Volume 1 – Arco 1

Capítulo 4

Depois de se recuperar do forte café, Erina preparou-se para limpar a sala e cozinha.

Sentia-se envergonhada por Kenshiro ter visto a casa naquele estado após tantos anos. Não era sua intenção, mas ela e Reiji precisaram revirar tudo em busca de alguns documentos oficiais para ele participar da audiência.

Refletindo sobre a maneira como havia se comportado, devido ao seu mal humor por ter pedido uma disputa contra Reiji, Erina começou a pensar em formas de se reconciliar com Kenshiro. Contudo, decidiu manter sua personalidade forte, movida pela curiosidade de observar como ele reagiria.

Enquanto limpava, Kaji, o elemental, se mostrava de pouca ou nenhuma ajuda. Ele era bastante folgado, esforçando-se apenas para consertar as coisas que seu mestre quebrava, sem se importar em limpar a casa apropriadamente.

Jogando o resto de comida para Kaji, organizando os livros nas estantes, deixando a louça para lavar depois e limpando a mesa, Erina apenas conseguiu remover a maior parte da bagunça. Era o máximo que podia fazer naquele momento.

Dirigindo-se ao segundo andar, antes de adentrar o quarto principal, ela parou e entrou em outro que ficava no meio do corredor.

Aquele quarto estava empoeirado e coberto de teias de aranha, um exagero até para os padrões de Kaji. O motivo para estar intocado por tanto tempo era simples: o abandono de um hóspede muito querido por todos.

A lembrança dessa pessoa trouxe uma expressão melancólica ao rosto de Erina, dissipando seu sorriso. Depois de admirar o quarto por um momento, Erina fechou a porta e seguiu até o quarto principal.

***

Do lado de fora, Kenshiro e Reiji retiravam suas armaduras.

— “Hematomas no peito?” — exclamou Reiji. — Mesmo sendo uma armadura cerimonial, isso não protege nada!

— É apenas pele de veado pintada de preto. Os recrutas de verdade recebem armaduras de couro de javali; não são as melhores, mas ao menos protegem contra pedras...

Kenshiro retirou um balde de água do poço e começou a se limpar, agora dando a devida atenção, esfregando as partes que ainda estava sujo de terra e lama. Enquanto se limpava, encarava seu reflexo na água com um pouco de descontentamento, refletindo em silêncio.

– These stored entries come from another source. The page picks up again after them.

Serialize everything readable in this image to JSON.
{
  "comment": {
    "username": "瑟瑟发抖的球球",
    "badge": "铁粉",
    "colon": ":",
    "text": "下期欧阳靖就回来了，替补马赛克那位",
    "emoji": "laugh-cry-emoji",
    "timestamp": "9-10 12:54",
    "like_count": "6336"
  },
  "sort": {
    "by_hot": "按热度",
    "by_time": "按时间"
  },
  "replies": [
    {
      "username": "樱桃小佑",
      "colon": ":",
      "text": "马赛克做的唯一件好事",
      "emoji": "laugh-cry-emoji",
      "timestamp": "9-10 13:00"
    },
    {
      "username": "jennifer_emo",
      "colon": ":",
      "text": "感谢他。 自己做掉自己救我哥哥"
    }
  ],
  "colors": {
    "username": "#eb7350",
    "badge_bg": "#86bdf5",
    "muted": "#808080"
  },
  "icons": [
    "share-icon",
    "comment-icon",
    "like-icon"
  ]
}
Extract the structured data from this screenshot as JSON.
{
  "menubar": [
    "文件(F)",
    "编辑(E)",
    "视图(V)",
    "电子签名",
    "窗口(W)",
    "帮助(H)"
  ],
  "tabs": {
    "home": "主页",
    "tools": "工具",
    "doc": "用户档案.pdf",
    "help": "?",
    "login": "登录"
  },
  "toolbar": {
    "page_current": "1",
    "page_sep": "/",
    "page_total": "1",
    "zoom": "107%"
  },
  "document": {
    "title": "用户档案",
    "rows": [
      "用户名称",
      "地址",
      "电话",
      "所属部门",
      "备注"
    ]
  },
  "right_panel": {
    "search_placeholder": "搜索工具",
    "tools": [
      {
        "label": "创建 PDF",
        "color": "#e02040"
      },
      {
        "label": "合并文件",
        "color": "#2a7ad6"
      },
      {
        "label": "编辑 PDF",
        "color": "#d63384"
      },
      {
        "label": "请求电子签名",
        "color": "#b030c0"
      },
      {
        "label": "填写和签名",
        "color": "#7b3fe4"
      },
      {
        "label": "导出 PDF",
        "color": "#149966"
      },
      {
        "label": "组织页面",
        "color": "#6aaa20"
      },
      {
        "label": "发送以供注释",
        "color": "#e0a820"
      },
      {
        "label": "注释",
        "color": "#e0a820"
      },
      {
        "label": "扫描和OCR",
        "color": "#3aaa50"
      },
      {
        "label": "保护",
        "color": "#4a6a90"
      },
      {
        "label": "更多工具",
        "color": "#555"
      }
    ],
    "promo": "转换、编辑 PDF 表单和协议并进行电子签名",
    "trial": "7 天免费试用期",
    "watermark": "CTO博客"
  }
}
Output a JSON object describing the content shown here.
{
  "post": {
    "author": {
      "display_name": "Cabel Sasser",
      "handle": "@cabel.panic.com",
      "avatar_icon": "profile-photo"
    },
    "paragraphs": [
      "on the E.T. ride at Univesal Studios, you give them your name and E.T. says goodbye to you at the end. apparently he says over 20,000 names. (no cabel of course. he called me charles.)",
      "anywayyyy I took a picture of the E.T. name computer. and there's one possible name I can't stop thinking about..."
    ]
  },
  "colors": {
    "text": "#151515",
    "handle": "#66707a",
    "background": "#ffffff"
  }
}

Percebendo o desconforto do sobrinho, Reiji tentou consolá-lo.

— Não fique bravo com a Erina. Ela também estava ansiosa pelo seu retorno.

O jovem, um pouco mais aliviado, notou o desapontamento no rosto do tio ao reparar em seu corpo, agora desenvolvido.

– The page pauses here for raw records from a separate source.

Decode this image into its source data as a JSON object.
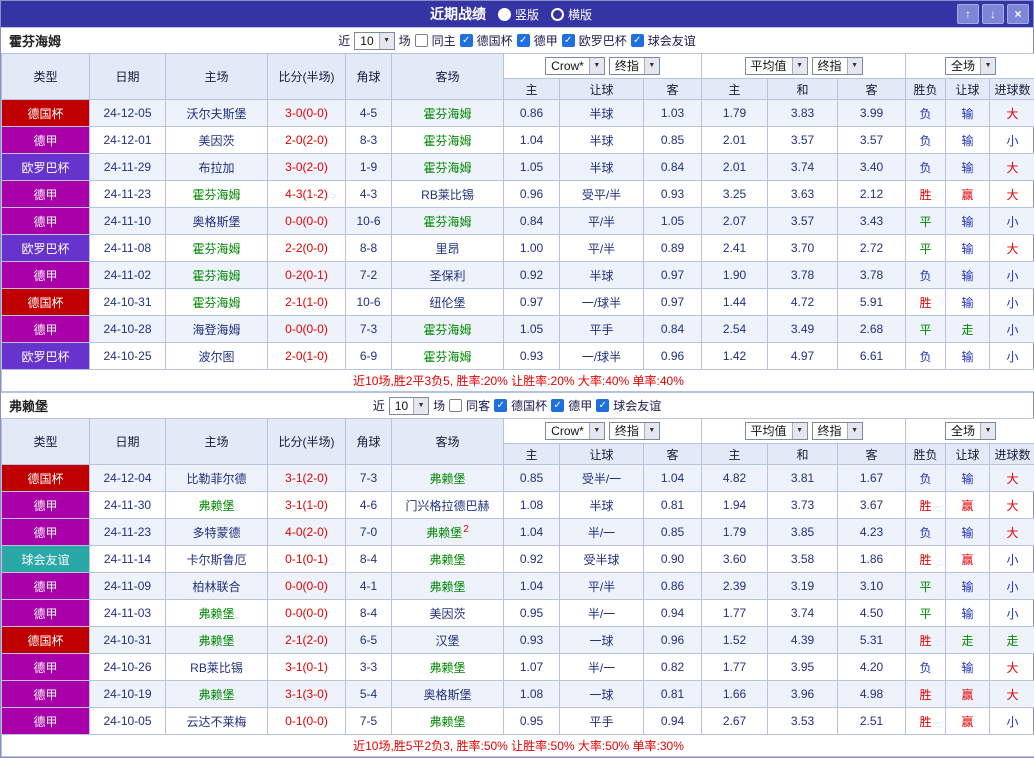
{
  "title_bar": {
    "title": "近期战绩",
    "view_options": [
      {
        "label": "竖版",
        "selected": true
      },
      {
        "label": "横版",
        "selected": false
      }
    ],
    "buttons": {
      "up": "↑",
      "down": "↓",
      "close": "×"
    }
  },
  "columns": {
    "main": [
      "类型",
      "日期",
      "主场",
      "比分(半场)",
      "角球",
      "客场"
    ],
    "sub": [
      "主",
      "让球",
      "客",
      "主",
      "和",
      "客",
      "胜负",
      "让球",
      "进球数"
    ]
  },
  "colors": {
    "titlebar_bg": "#3434A4",
    "header_bg": "#E3E9F6",
    "row_alt_bg": "#EDF2FB",
    "border": "#B7C2DE",
    "score_text": "#E60000",
    "focus_team_text": "#008800",
    "data_text": "#20307E",
    "summary_text": "#E60000",
    "type_colors": {
      "德国杯": "#C00000",
      "德甲": "#AA00AA",
      "欧罗巴杯": "#6633CC",
      "球会友谊": "#2AA8A8"
    },
    "result_colors": {
      "胜": "#E60000",
      "赢": "#E60000",
      "大": "#E60000",
      "平": "#008800",
      "走": "#008800",
      "负": "#2233BB",
      "输": "#2233BB",
      "小": "#2233BB"
    }
  },
  "sections": [
    {
      "team": "霍芬海姆",
      "filter": {
        "prefix": "近",
        "count": "10",
        "suffix": "场",
        "same": {
          "label": "同主",
          "checked": false
        },
        "competitions": [
          {
            "label": "德国杯",
            "checked": true
          },
          {
            "label": "德甲",
            "checked": true
          },
          {
            "label": "欧罗巴杯",
            "checked": true
          },
          {
            "label": "球会友谊",
            "checked": true
          }
        ]
      },
      "selects": {
        "odds_provider": "Crow*",
        "odds_kind": "终指",
        "average": "平均值",
        "average_kind": "终指",
        "scope": "全场"
      },
      "rows": [
        {
          "type": "德国杯",
          "date": "24-12-05",
          "home": "沃尔夫斯堡",
          "score": "3-0(0-0)",
          "corner": "4-5",
          "away": "霍芬海姆",
          "focus": "away",
          "card": "",
          "odds": [
            "0.86",
            "半球",
            "1.03"
          ],
          "avg": [
            "1.79",
            "3.83",
            "3.99"
          ],
          "res": [
            "负",
            "输",
            "大"
          ]
        },
        {
          "type": "德甲",
          "date": "24-12-01",
          "home": "美因茨",
          "score": "2-0(2-0)",
          "corner": "8-3",
          "away": "霍芬海姆",
          "focus": "away",
          "card": "",
          "odds": [
            "1.04",
            "半球",
            "0.85"
          ],
          "avg": [
            "2.01",
            "3.57",
            "3.57"
          ],
          "res": [
            "负",
            "输",
            "小"
          ]
        },
        {
          "type": "欧罗巴杯",
          "date": "24-11-29",
          "home": "布拉加",
          "score": "3-0(2-0)",
          "corner": "1-9",
          "away": "霍芬海姆",
          "focus": "away",
          "card": "",
          "odds": [
            "1.05",
            "半球",
            "0.84"
          ],
          "avg": [
            "2.01",
            "3.74",
            "3.40"
          ],
          "res": [
            "负",
            "输",
            "大"
          ]
        },
        {
          "type": "德甲",
          "date": "24-11-23",
          "home": "霍芬海姆",
          "score": "4-3(1-2)",
          "corner": "4-3",
          "away": "RB莱比锡",
          "focus": "home",
          "card": "",
          "odds": [
            "0.96",
            "受平/半",
            "0.93"
          ],
          "avg": [
            "3.25",
            "3.63",
            "2.12"
          ],
          "res": [
            "胜",
            "赢",
            "大"
          ]
        },
        {
          "type": "德甲",
          "date": "24-11-10",
          "home": "奥格斯堡",
          "score": "0-0(0-0)",
          "corner": "10-6",
          "away": "霍芬海姆",
          "focus": "away",
          "card": "",
          "odds": [
            "0.84",
            "平/半",
            "1.05"
          ],
          "avg": [
            "2.07",
            "3.57",
            "3.43"
          ],
          "res": [
            "平",
            "输",
            "小"
          ]
        },
        {
          "type": "欧罗巴杯",
          "date": "24-11-08",
          "home": "霍芬海姆",
          "score": "2-2(0-0)",
          "corner": "8-8",
          "away": "里昂",
          "focus": "home",
          "card": "",
          "odds": [
            "1.00",
            "平/半",
            "0.89"
          ],
          "avg": [
            "2.41",
            "3.70",
            "2.72"
          ],
          "res": [
            "平",
            "输",
            "大"
          ]
        },
        {
          "type": "德甲",
          "date": "24-11-02",
          "home": "霍芬海姆",
          "score": "0-2(0-1)",
          "corner": "7-2",
          "away": "圣保利",
          "focus": "home",
          "card": "",
          "odds": [
            "0.92",
            "半球",
            "0.97"
          ],
          "avg": [
            "1.90",
            "3.78",
            "3.78"
          ],
          "res": [
            "负",
            "输",
            "小"
          ]
        },
        {
          "type": "德国杯",
          "date": "24-10-31",
          "home": "霍芬海姆",
          "score": "2-1(1-0)",
          "corner": "10-6",
          "away": "纽伦堡",
          "focus": "home",
          "card": "",
          "odds": [
            "0.97",
            "一/球半",
            "0.97"
          ],
          "avg": [
            "1.44",
            "4.72",
            "5.91"
          ],
          "res": [
            "胜",
            "输",
            "小"
          ]
        },
        {
          "type": "德甲",
          "date": "24-10-28",
          "home": "海登海姆",
          "score": "0-0(0-0)",
          "corner": "7-3",
          "away": "霍芬海姆",
          "focus": "away",
          "card": "",
          "odds": [
            "1.05",
            "平手",
            "0.84"
          ],
          "avg": [
            "2.54",
            "3.49",
            "2.68"
          ],
          "res": [
            "平",
            "走",
            "小"
          ]
        },
        {
          "type": "欧罗巴杯",
          "date": "24-10-25",
          "home": "波尔图",
          "score": "2-0(1-0)",
          "corner": "6-9",
          "away": "霍芬海姆",
          "focus": "away",
          "card": "",
          "odds": [
            "0.93",
            "一/球半",
            "0.96"
          ],
          "avg": [
            "1.42",
            "4.97",
            "6.61"
          ],
          "res": [
            "负",
            "输",
            "小"
          ]
        }
      ],
      "summary": "近10场,胜2平3负5, 胜率:20% 让胜率:20% 大率:40% 单率:40%"
    },
    {
      "team": "弗赖堡",
      "filter": {
        "prefix": "近",
        "count": "10",
        "suffix": "场",
        "same": {
          "label": "同客",
          "checked": false
        },
        "competitions": [
          {
            "label": "德国杯",
            "checked": true
          },
          {
            "label": "德甲",
            "checked": true
          },
          {
            "label": "球会友谊",
            "checked": true
          }
        ]
      },
      "selects": {
        "odds_provider": "Crow*",
        "odds_kind": "终指",
        "average": "平均值",
        "average_kind": "终指",
        "scope": "全场"
      },
      "rows": [
        {
          "type": "德国杯",
          "date": "24-12-04",
          "home": "比勒菲尔德",
          "score": "3-1(2-0)",
          "corner": "7-3",
          "away": "弗赖堡",
          "focus": "away",
          "card": "",
          "odds": [
            "0.85",
            "受半/一",
            "1.04"
          ],
          "avg": [
            "4.82",
            "3.81",
            "1.67"
          ],
          "res": [
            "负",
            "输",
            "大"
          ]
        },
        {
          "type": "德甲",
          "date": "24-11-30",
          "home": "弗赖堡",
          "score": "3-1(1-0)",
          "corner": "4-6",
          "away": "门兴格拉德巴赫",
          "focus": "home",
          "card": "",
          "odds": [
            "1.08",
            "半球",
            "0.81"
          ],
          "avg": [
            "1.94",
            "3.73",
            "3.67"
          ],
          "res": [
            "胜",
            "赢",
            "大"
          ]
        },
        {
          "type": "德甲",
          "date": "24-11-23",
          "home": "多特蒙德",
          "score": "4-0(2-0)",
          "corner": "7-0",
          "away": "弗赖堡",
          "focus": "away",
          "card": "2",
          "odds": [
            "1.04",
            "半/一",
            "0.85"
          ],
          "avg": [
            "1.79",
            "3.85",
            "4.23"
          ],
          "res": [
            "负",
            "输",
            "大"
          ]
        },
        {
          "type": "球会友谊",
          "date": "24-11-14",
          "home": "卡尔斯鲁厄",
          "score": "0-1(0-1)",
          "corner": "8-4",
          "away": "弗赖堡",
          "focus": "away",
          "card": "",
          "odds": [
            "0.92",
            "受半球",
            "0.90"
          ],
          "avg": [
            "3.60",
            "3.58",
            "1.86"
          ],
          "res": [
            "胜",
            "赢",
            "小"
          ]
        },
        {
          "type": "德甲",
          "date": "24-11-09",
          "home": "柏林联合",
          "score": "0-0(0-0)",
          "corner": "4-1",
          "away": "弗赖堡",
          "focus": "away",
          "card": "",
          "odds": [
            "1.04",
            "平/半",
            "0.86"
          ],
          "avg": [
            "2.39",
            "3.19",
            "3.10"
          ],
          "res": [
            "平",
            "输",
            "小"
          ]
        },
        {
          "type": "德甲",
          "date": "24-11-03",
          "home": "弗赖堡",
          "score": "0-0(0-0)",
          "corner": "8-4",
          "away": "美因茨",
          "focus": "home",
          "card": "",
          "odds": [
            "0.95",
            "半/一",
            "0.94"
          ],
          "avg": [
            "1.77",
            "3.74",
            "4.50"
          ],
          "res": [
            "平",
            "输",
            "小"
          ]
        },
        {
          "type": "德国杯",
          "date": "24-10-31",
          "home": "弗赖堡",
          "score": "2-1(2-0)",
          "corner": "6-5",
          "away": "汉堡",
          "focus": "home",
          "card": "",
          "odds": [
            "0.93",
            "一球",
            "0.96"
          ],
          "avg": [
            "1.52",
            "4.39",
            "5.31"
          ],
          "res": [
            "胜",
            "走",
            "走"
          ]
        },
        {
          "type": "德甲",
          "date": "24-10-26",
          "home": "RB莱比锡",
          "score": "3-1(0-1)",
          "corner": "3-3",
          "away": "弗赖堡",
          "focus": "away",
          "card": "",
          "odds": [
            "1.07",
            "半/一",
            "0.82"
          ],
          "avg": [
            "1.77",
            "3.95",
            "4.20"
          ],
          "res": [
            "负",
            "输",
            "大"
          ]
        },
        {
          "type": "德甲",
          "date": "24-10-19",
          "home": "弗赖堡",
          "score": "3-1(3-0)",
          "corner": "5-4",
          "away": "奥格斯堡",
          "focus": "home",
          "card": "",
          "odds": [
            "1.08",
            "一球",
            "0.81"
          ],
          "avg": [
            "1.66",
            "3.96",
            "4.98"
          ],
          "res": [
            "胜",
            "赢",
            "大"
          ]
        },
        {
          "type": "德甲",
          "date": "24-10-05",
          "home": "云达不莱梅",
          "score": "0-1(0-0)",
          "corner": "7-5",
          "away": "弗赖堡",
          "focus": "away",
          "card": "",
          "odds": [
            "0.95",
            "平手",
            "0.94"
          ],
          "avg": [
            "2.67",
            "3.53",
            "2.51"
          ],
          "res": [
            "胜",
            "赢",
            "小"
          ]
        }
      ],
      "summary": "近10场,胜5平2负3, 胜率:50% 让胜率:50% 大率:50% 单率:30%"
    }
  ]
}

— Para com isso, tio! Sabe que eu nunca o superaria em músculos!

— O que? Não! Não é isso. Apenas percebi que você não ganhou nenhuma marca como eu! — Reiji virou-se, revelando suas costas largas, que estavam limpas. — O Império costumava marcar o símbolo deles com um ferro quente! Mas, claro, a Erina curou a cicatriz.

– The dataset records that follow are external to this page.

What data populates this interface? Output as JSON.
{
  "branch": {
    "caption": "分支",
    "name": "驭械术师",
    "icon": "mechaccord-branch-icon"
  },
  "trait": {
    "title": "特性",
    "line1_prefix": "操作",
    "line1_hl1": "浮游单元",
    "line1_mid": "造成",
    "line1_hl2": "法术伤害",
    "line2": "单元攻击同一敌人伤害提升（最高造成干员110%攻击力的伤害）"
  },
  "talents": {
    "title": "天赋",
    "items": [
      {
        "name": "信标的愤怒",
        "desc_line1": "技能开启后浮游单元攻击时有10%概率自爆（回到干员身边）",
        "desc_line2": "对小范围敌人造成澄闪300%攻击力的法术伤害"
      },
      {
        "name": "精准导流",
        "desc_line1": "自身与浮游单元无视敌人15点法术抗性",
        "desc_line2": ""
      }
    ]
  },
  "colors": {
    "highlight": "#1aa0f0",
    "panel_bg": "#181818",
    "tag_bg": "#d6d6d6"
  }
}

— Ela nunca gostou de cicatrizes. Você deveria ter quase umas vinte, imagino...

— Vinte e três — corrigiu Erina, carregando algumas mudas de roupa. — Ele teria vinte e três cicatrizes idiotas. Nunca foi ferido em combate e, mesmo assim, conseguiu se machucar sozinho diversas vezes.

Apesar de Kenshiro ainda estar de calças, tentou cobrir partes do corpo dos olhos de Erina.

— O que foi? — perguntou ela, analisando o corpo atlético do jovem.

— Faz anos que não nos vemos! Não tenho direito à privacidade?

Erina suspirou e deixou as roupas no chão, partindo novamente para dentro da cabana. Kenshiro permaneceu confuso; se não fosse pelo aviso do tio, acreditaria que Erina estivesse chateada com seu retorno.

— Pode me culpar por isso — disse Reiji, cruzando os braços. — Eu peguei pesado demais com ela nos treinos... Ao invés de chorar ou reclamar, ela desenvolveu essa personalidade.

— Todos têm suas maneiras de superar as adversidades. Mas o que eu sei? Não fui treinado pelo “Melhor Espadachim do Império”.

— Agora sou “Ex-Melhor.” Fui dispensado com desonra quando me opus ao ataque imperial.

Reiji vestiu a camiseta branca que Erina trouxe. O mesmo havia sido entregue a Kenshiro.

— Quantos votaram contra, além de você? — perguntou Kenshiro.

— Fui o único. Felizmente, consegui um tempo para nós. A próxima votação só acontecerá daqui a seis meses, após me substituírem.

— Mas nossa jornada pode durar até dois anos...

— É por isso que partiremos amanhã — disse Erina, segurando uma pequena chave enferrujada.

Os três foram até o armazém que ficava ao lado da cabana. O armazém, feito da mesma madeira da cabana, era grande e possuía duas portas trancadas por um grande cadeado. Sua tintura avermelhada fazia parecer com um celeiro.

Kenshiro estava ansioso, pois fora proibido de bisbilhotar o local durante toda a infância. Erina estava amena, sem expectativas sobre o que veria, enquanto Reiji tremia de empolgação, aguardava aquele dia há anos.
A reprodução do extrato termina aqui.